May 24, 2016


Move along, move along — nothing to see, hear

CLEVELAND — The church choir will have to sing loud to be heard through these soundproofing walls.

In a twist to the brooding look of sound walls that increasingly line highways, especially in densely populated areas, U.S. transportation planners are turning to another tool to make the freeway corridor more livable: see-through sound walls. The idea is common in Europe.

See-though sound walls will give the new home of St. Paul AME Church, located on the south side of Interstate 71 in a blue-collar Cleveland neighborhood, a window on the 90,000 vehicles passing daily.

The church and local leaders lobbied for the see-through exemption to raise the church’s profile. Federal guidelines allow the see-through sound walls for churches, historic locations, parks, hospitals and schools.

See-through sound walls are relatively new, with more states looking into the option.

“They are not that common at this point in time,” said Doug Hecox, a spokesman with the Federal Highway Administration, which encourages states to consider aesthetics in highway planning.

“The states at the end of the day are making the decisions on how they go about it.”

Crews were already preparing the highway shoulder along I-71 for sound wall installation when the Rev. Gena Thornton, pastor of St. Paul, realized the view of her new church from the highway would be blocked by the hulking walls.

“Our concern was that we would be hidden behind the wall. We wanted people to be able to see,” Thornton said.

“We felt that was a valid concern,” said Mark Carpenter, an environmental engineer with the Ohio Department of Transportation. The agency will pay $5.8 million for the overall project.

Thornton believes having the church visible to passing motorists helps promote its work. “It’s a means of evangelism.
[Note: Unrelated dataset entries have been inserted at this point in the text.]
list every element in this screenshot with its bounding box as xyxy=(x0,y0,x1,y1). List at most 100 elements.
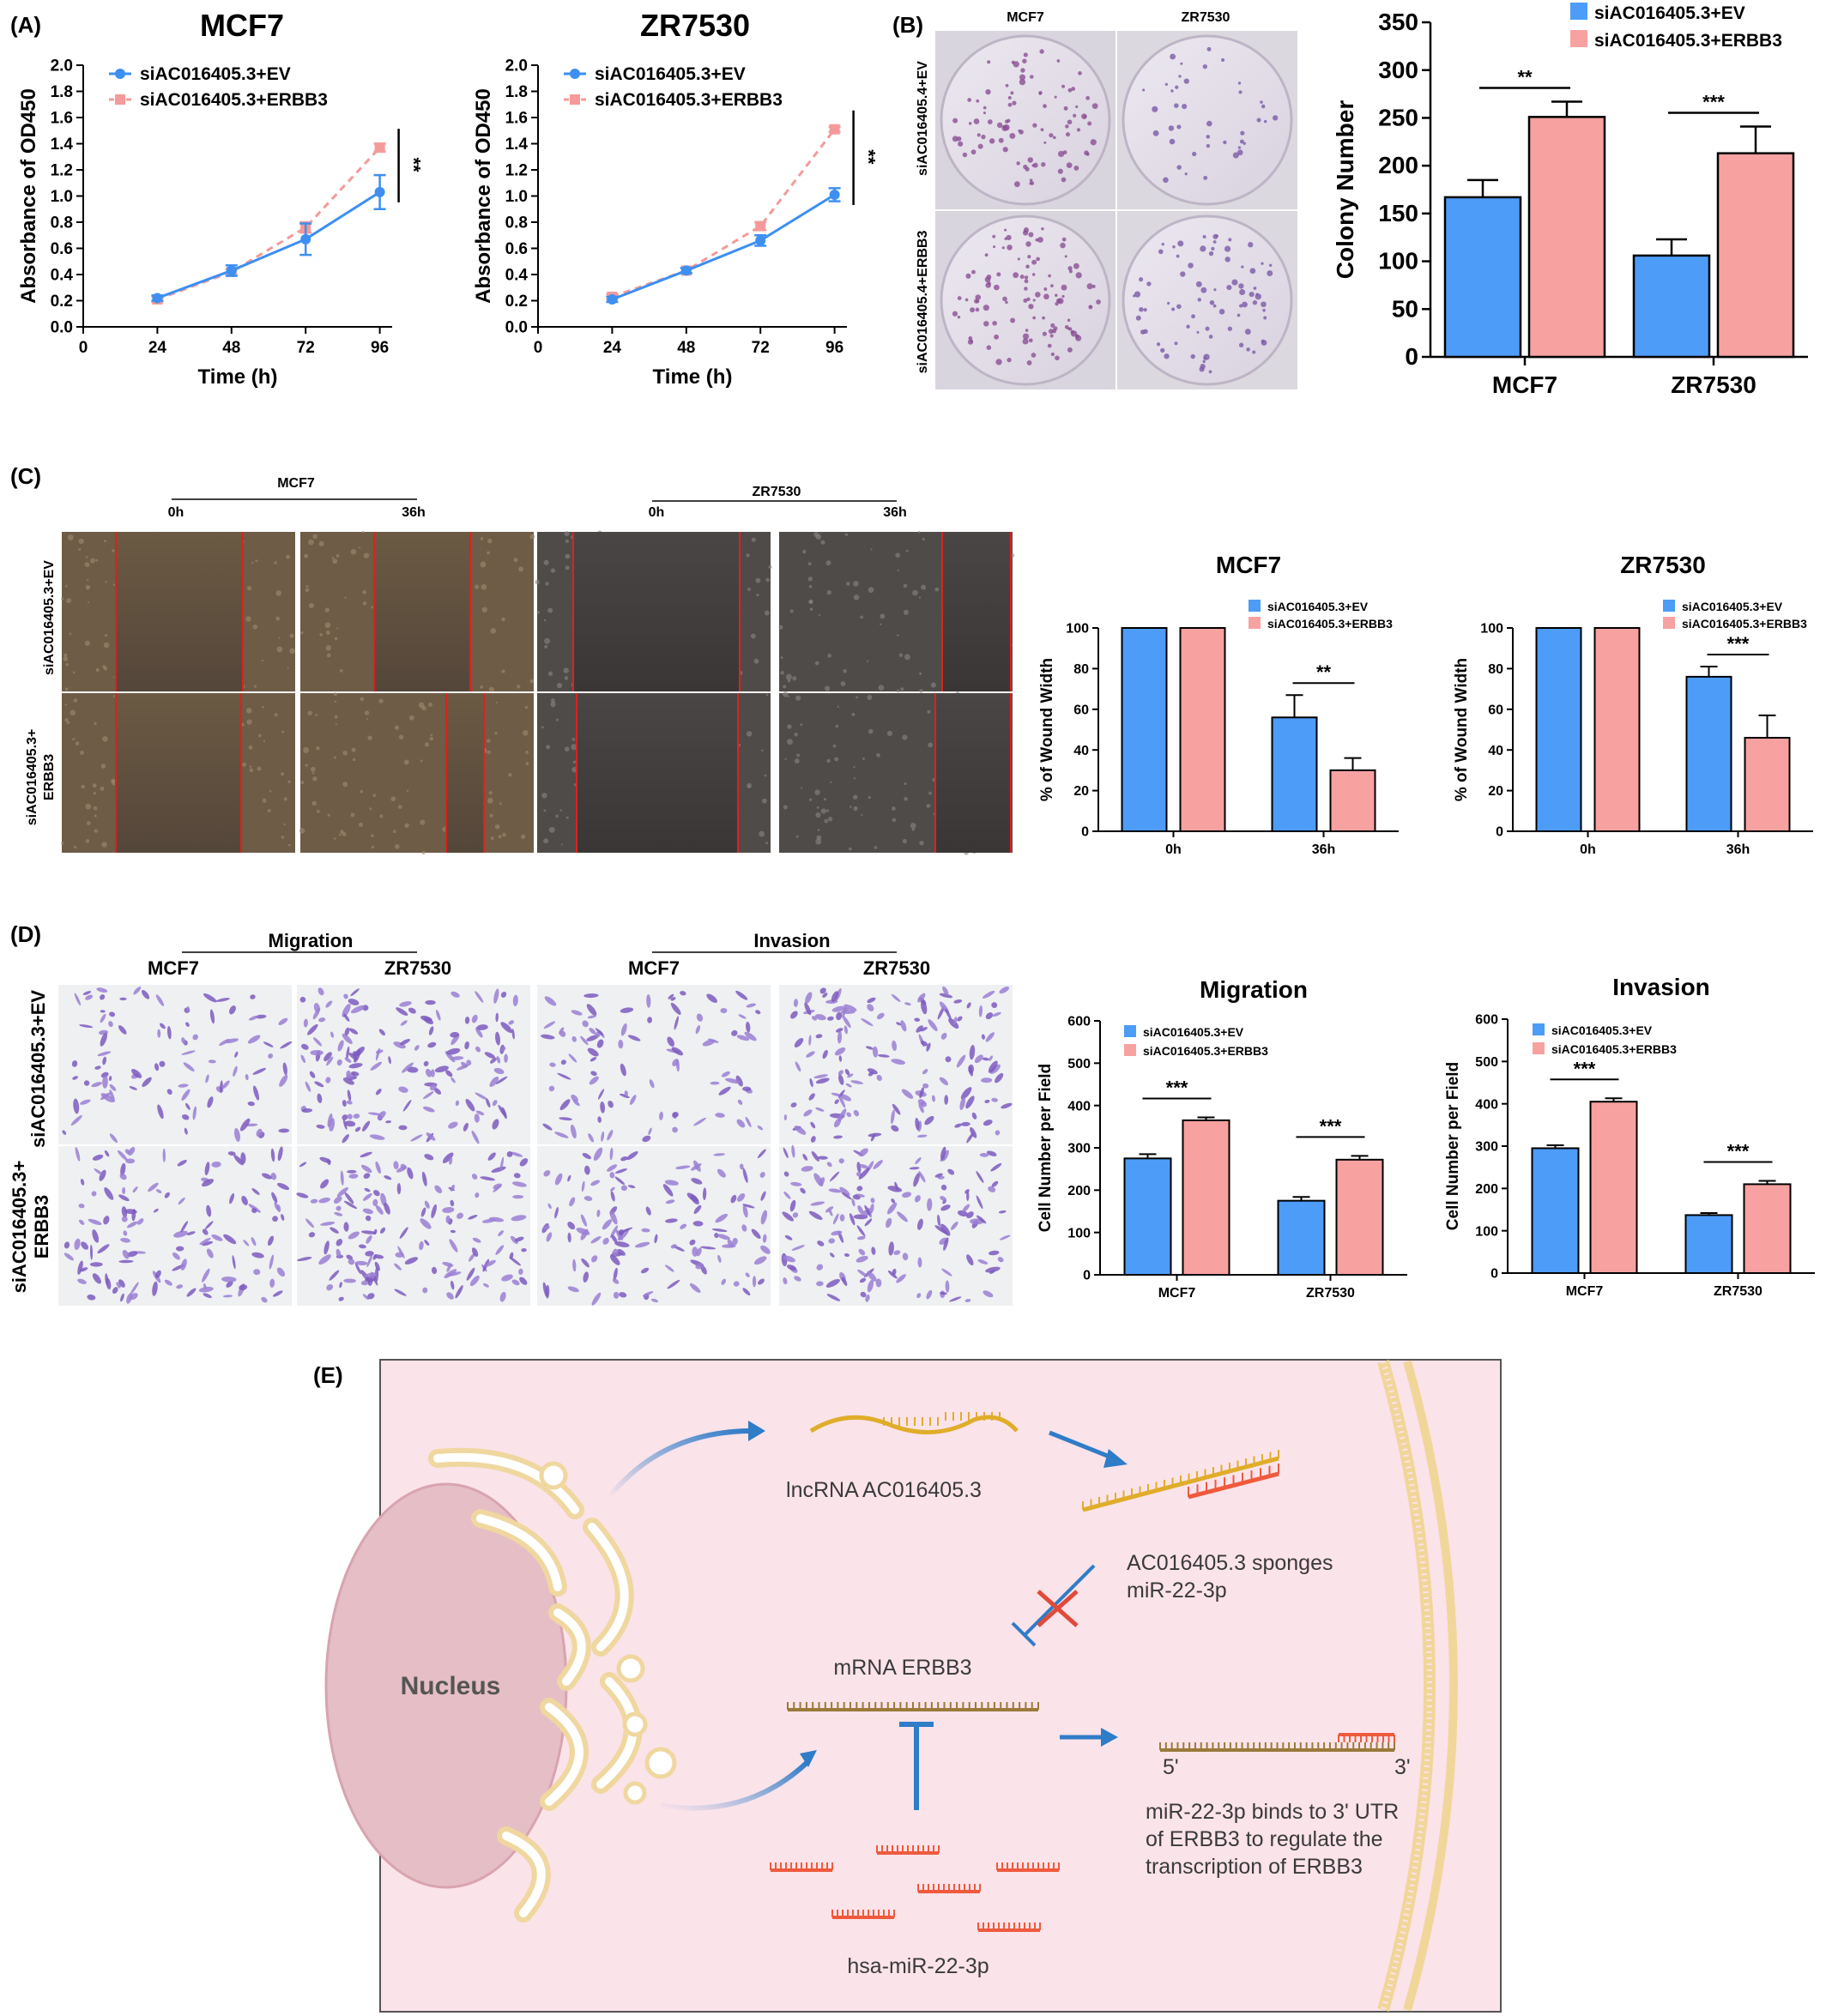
colony-dot xyxy=(1180,63,1182,65)
colony-dot xyxy=(1050,284,1054,287)
cell-speck xyxy=(287,667,289,669)
cell-speck xyxy=(817,806,819,809)
panel-label-d: (D) xyxy=(10,921,41,947)
cell-speck xyxy=(856,696,858,698)
colony-dot xyxy=(983,106,987,110)
cell-speck xyxy=(249,745,253,750)
cell-speck xyxy=(903,839,907,843)
transwell-photo xyxy=(537,985,771,1144)
colony-dot xyxy=(1055,96,1057,99)
colony-photo-col-mcf7: MCF7 xyxy=(1007,10,1044,25)
cell-speck xyxy=(430,737,434,741)
cell-speck xyxy=(113,677,115,679)
data-point xyxy=(755,221,765,232)
x-tick-label: MCF7 xyxy=(1492,371,1557,398)
colony-dot xyxy=(1004,229,1007,232)
cell-speck xyxy=(753,659,759,664)
colony-dot xyxy=(1250,268,1256,274)
colony-dot xyxy=(1067,266,1072,270)
bar-erbb3 xyxy=(1718,154,1793,357)
cell-speck xyxy=(783,691,788,697)
colony-dot xyxy=(1260,100,1263,104)
mechanism-diagram: Nucleus xyxy=(326,1360,1501,2012)
bar-ev xyxy=(1533,1148,1579,1273)
cell-speck xyxy=(904,654,910,660)
cell-speck xyxy=(372,846,374,848)
colony-dot xyxy=(1039,49,1043,53)
wound-time-zr7530-36h: 36h xyxy=(883,505,907,520)
colony-dot xyxy=(1213,240,1217,244)
colony-dot xyxy=(1065,255,1067,257)
cell-speck xyxy=(546,745,550,749)
colony-dot xyxy=(1087,283,1093,289)
cell-speck xyxy=(765,611,770,616)
cell-speck xyxy=(544,560,549,565)
colony-dot xyxy=(1042,317,1045,320)
colony-dot xyxy=(1206,327,1210,331)
y-axis-label: Cell Number per Field xyxy=(1037,1064,1055,1232)
y-tick-label: 1.2 xyxy=(51,162,73,180)
cell-speck xyxy=(544,645,547,649)
y-tick-label: 0.0 xyxy=(51,319,73,337)
legend-marker-erbb3 xyxy=(115,94,125,105)
cell-speck xyxy=(825,560,831,565)
colony-dot xyxy=(1006,84,1009,88)
cell-speck xyxy=(86,839,90,843)
cell-speck xyxy=(565,554,571,559)
x-tick-label: 36h xyxy=(1312,842,1336,857)
colony-dot xyxy=(1176,304,1182,309)
wound-row-ev: siAC016405.3+EV xyxy=(42,560,57,675)
colony-dot xyxy=(1010,317,1015,323)
wound-gap xyxy=(942,532,1011,691)
colony-dot xyxy=(1174,103,1179,108)
colony-dot xyxy=(993,245,995,248)
colony-dot xyxy=(1172,245,1175,248)
colony-dot xyxy=(1176,124,1181,129)
y-tick-label: 0.4 xyxy=(51,267,74,285)
cell-speck xyxy=(101,764,106,769)
cell-speck xyxy=(880,624,881,625)
colony-dot xyxy=(1180,271,1185,276)
colony-dot xyxy=(1031,353,1037,358)
cell-speck xyxy=(808,562,812,565)
colony-dot xyxy=(974,118,980,124)
colony-dot xyxy=(1191,354,1195,359)
colony-dot xyxy=(1269,264,1272,267)
cell-speck xyxy=(783,805,788,809)
colony-dot xyxy=(1023,338,1029,344)
colony-dot xyxy=(1043,332,1047,336)
cell-speck xyxy=(317,810,320,813)
cell-speck xyxy=(342,782,348,787)
y-tick-label: 2.0 xyxy=(505,57,528,75)
wound-gap xyxy=(116,532,243,691)
colony-dot xyxy=(1176,255,1180,258)
cell-speck xyxy=(565,746,570,751)
colony-dot xyxy=(1053,136,1056,140)
colony-dot xyxy=(1064,106,1068,111)
y-axis-label: Absorbance of OD450 xyxy=(472,88,495,304)
legend-swatch-erbb3 xyxy=(1249,617,1261,629)
legend-marker-ev xyxy=(570,69,580,79)
colony-dot xyxy=(1228,327,1232,331)
cell-speck xyxy=(814,789,819,794)
cell-speck xyxy=(551,568,555,572)
colony-dot xyxy=(969,122,972,125)
cell-speck xyxy=(919,673,922,675)
stained-cell xyxy=(300,997,306,1003)
colony-dot xyxy=(1022,58,1026,63)
cell-speck xyxy=(499,835,502,838)
cell-speck xyxy=(547,607,553,613)
bar-erbb3 xyxy=(1529,117,1605,357)
y-tick-label: 100 xyxy=(1378,248,1418,275)
y-tick-label: 1.8 xyxy=(51,83,73,101)
colony-dot xyxy=(985,89,990,94)
colony-dot xyxy=(1146,281,1151,286)
x-tick-label: 96 xyxy=(825,339,843,357)
colony-dot xyxy=(1215,234,1218,238)
colony-dot xyxy=(1165,83,1168,86)
cell-speck xyxy=(895,552,900,558)
cell-speck xyxy=(90,558,95,564)
cell-speck xyxy=(395,726,399,730)
y-tick-label: 150 xyxy=(1378,200,1418,226)
cell-speck xyxy=(73,672,76,674)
A lot of people passing that spot will know that we are here,” she said.

The clear panels, made of heavy-duty acrylic, cost more: about $32 per square foot compared with $20 per square foot for the traditional concrete walls. Still, the see-through panels can reduce the imposing, tunnel-effect that a walled highway might create.

The see-through panels will soften that effect, said city Council President Martin Sweeney. He got an earful from members of the St. Paul congregation when they realized they were about to be walled off from the high-profile freeway view that they valued when they purchased the land for a new church building.

“We talked with them and begged and pleaded,” Thornton said.

Next year Virginia will install see-through sounds walls on the replacement Woodrow Wilson Bridge in Alexandria, Va., giving motorists a view of the Potomac River south of the Capitol and protecting a riverfront park from traffic noise.

In Dayton, homeowners wanted sound walls but the Dayton Art Institute didn’t want to block Interstate 75 views of its Italian Renaissance-style facade, so the state offered the see-through compromise, ODOT’s Barbara Elliston said. The project begins this fall.

In Akron, which got one of Ohio’s first see-through sound wall installations in early summer, highway engineers used clear panels on the top quarter of the 16-foot high walls, providing privacy to nearby homes but allowing more sunlight into backyards.
Mike Madonio, Akron’s design division manager, said it remains to be seen whether the panels will get dirty and scuffed in winter weather with blowing snow and highway salt along Interstate 77.

Most people like the sound walls to create a quieter neighborhood, Madonio said, but the see-through option might not appeal to some because of the perception that if you don’t see the traffic, it’s not as loud. “It’s kind of an out-of-sight, out-of-mind philosophy,” he said.

Kimberly Wood, 41, of Cleveland, lives one block from I-71 and takes family outings to a park next to the highway. She said she’s noticed a big improvement, noise-wise, since the sound walls were installed — perhaps a 50 percent cut in the park noise, especially truck horns.As for the see-through variety that went up at the corner of the park, “Anything they do to reduce the noise and improve the appearance is a plus,” she said.